Implement the simplest processor using RTL

By implementing NEMU, you've gained a conceptual understanding of how processors are structured and roughly how they operate. Now, let's attempt to implement the simplest processor using RTL code. As mentioned in the pre-learning stage, we'll collectively refer to the processor you design as NPC (New Processor Core, though of course, you're welcome to give your processor a more personalized name).

Basic Architecture of the Processor

Specifically, you will need to implement the components mentioned in TRM from PA1 using RTL:

  • PC - Actually a counter that increments by "1," where "1" represents the length of one instruction.
  • Registers - Referring to General Purpose Registers (GPR), usually consisting of a set of registers. Particularly, the value read from register 0 is always 0.
  • Adder - This is straightforward.
  • Memory - Just like a writable/readable "large array."

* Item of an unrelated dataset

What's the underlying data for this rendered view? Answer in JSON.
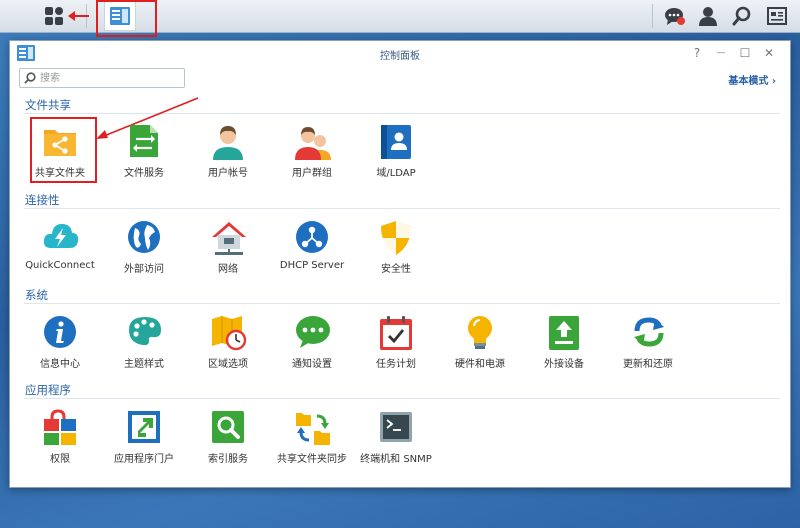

In fact, you have already learned how to implement them using RTL in digital circuit experiments. We can divide the RTL project into modules according to the processor's operation: Instruction Fetch, Decode, Execute, and PC Update. More in details:

  • IFU (Instruction Fetch Unit): Responsible for fetching an instruction from memory based on the current PC.
  • IDU (Instruction Decode Unit): Responsible for decoding the current instruction, preparing the data and control signals needed for the execution stage.
  • EXU (Execution Unit): Responsible for executing operations on data based on control signals and writing the execution result back to registers or memory.
  • PC Update: When implementing it through RTL, this operation is generally implemented along with the PC register, so there is no need to separate it into an independent module.

As for where to place the above components in which module, everyone can decide for themselves and delineate the interfaces between modules. One exception is the memory. For ease of testing, we won't implement the memory using RTL but instead use C++ to implement it. Therefore, we need to pull the signals for memory access interfaces to the top level, and access the memory through C++ code:

while (???) {
  ...
  top->inst = pmem_read(top->pc);
  top->eval();
  ...
}

You can easily implement a simple memory using C++ code.

Several Code Styles and Standards

In previous phases of the "One Student One Chip" initiative, we have found that certain non-standard code styles can bring about additional issues during the later stages of SoC integration. To avoid impacting the progress of SoC integration in the future, we recommend that everyone adhere to the following code standards.

1. If you are a beginner, do not use behavioral modeling.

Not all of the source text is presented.